U.S. County Quietly Paid $1 Million to Data Extortionists Who Never Encrypted a File

A U.S. county paid $1 million in Bitcoin to the Kairos group after it stole 2TB of data but deployed no ransomware. Leaked chats and blockchain records reveal a month of tense negotiations that ended in silence purchased, not systems restored. The case exposes the shift to pure data extortion.
U.S. County Quietly Paid $1 Million to Data Extortionists Who Never Encrypted a File
Written by Lucas Greene

A small county government in Ohio handed over roughly $1 million in Bitcoin last year. The money went to a group called Kairos. The group never locked any systems. It simply took the data and threatened to release it.

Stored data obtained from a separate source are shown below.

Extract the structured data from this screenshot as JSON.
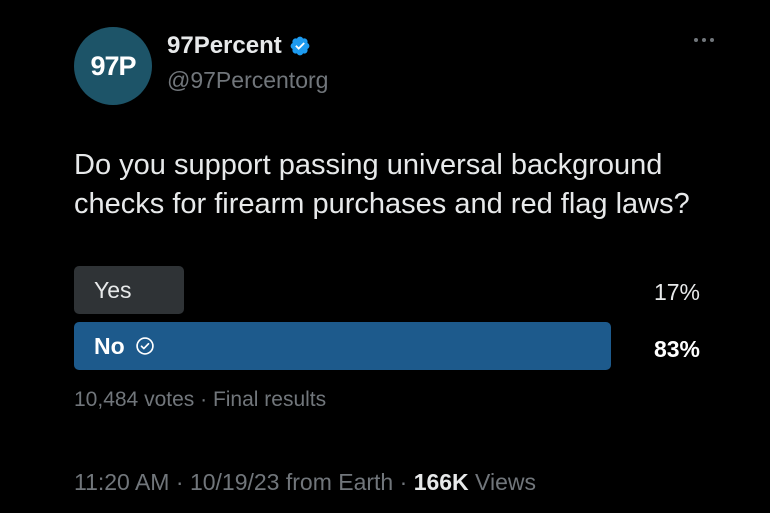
{
  "author": {
    "avatar_text": "97P",
    "display_name": "97Percent",
    "handle": "@97Percentorg",
    "avatar_color": "#1d5468",
    "verified_color": "#1d9bf0"
  },
  "tweet": {
    "text": "Do you support passing universal background checks for firearm purchases and red flag laws?"
  },
  "poll": {
    "options": [
      {
        "label": "Yes",
        "percent": "17%",
        "value": 0.17,
        "selected": false
      },
      {
        "label": "No",
        "percent": "83%",
        "value": 0.83,
        "selected": true
      }
    ],
    "votes": "10,484 votes",
    "separator": " · ",
    "status": "Final results",
    "winner_color": "#1d5a8c",
    "loser_color": "#2f3336"
  },
  "meta": {
    "time": "11:20 AM",
    "sep1": " · ",
    "date": "10/19/23",
    "source": " from Earth",
    "sep2": " · ",
    "views_count": "166K",
    "views_label": " Views"
  },
  "icons": {
    "verified": "verified-badge-icon",
    "check": "check-circle-icon",
    "more": "more-options-icon"
  }
}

The transaction stayed hidden until researchers pieced together a leaked chat log and followed the cryptocurrency trail. No public disclosure of the payment ever surfaced from the victim. Yet the evidence points squarely at Union County.

Rakesh Krishnan laid out the full sequence in a detailed case study published by Ransom-ISAC. The analysis draws on negotiation transcripts and blockchain records. It shows how extortion can succeed without a single piece of ransomware deployed.

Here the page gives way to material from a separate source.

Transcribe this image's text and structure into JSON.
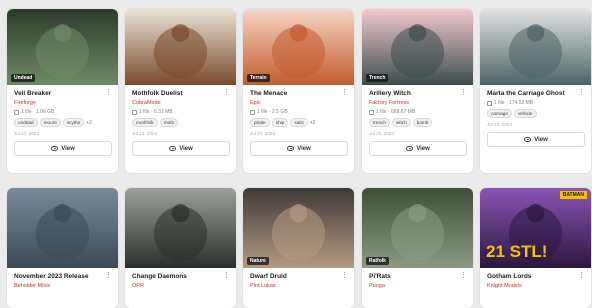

Kairos first reached out on May 19, 2025. “Hi. We have more than 2tb (1602775 files) at our disposal,” the initial message read. The group demanded $3 million to prevent publication. It offered a sample archive and invited the victim to pick 10 files for verification.

The county pushed back. It started with an offer of $100,000 on June 4. Talks dragged on for nearly a month. Kairos gradually lowered its ask. By June 9 the group set a firm $1 million demand with a Friday deadline. “If we do not see this amount on Friday on our wallet, your files will be immediately published on our site,” it warned.

Payment cleared on June 13. About 9.44 BTC moved to a wallet controlled by Kairos. The funds split quickly. One branch headed toward ByBit. Another touched OKX and the Russian-linked BELQI exchange. Krishnan traced the flows in detail. The money moved fast. Some wallets stayed active into 2026.

Union County had already gone public about a data incident months earlier. It notified 45,487 residents and staff after discovering unauthorized access between May 6 and 18, 2025. The county described itself in negotiations as a small operation with limited resources. File names in the chat, including references to “Union.xlsx” and prosecutor office documents, matched its operations.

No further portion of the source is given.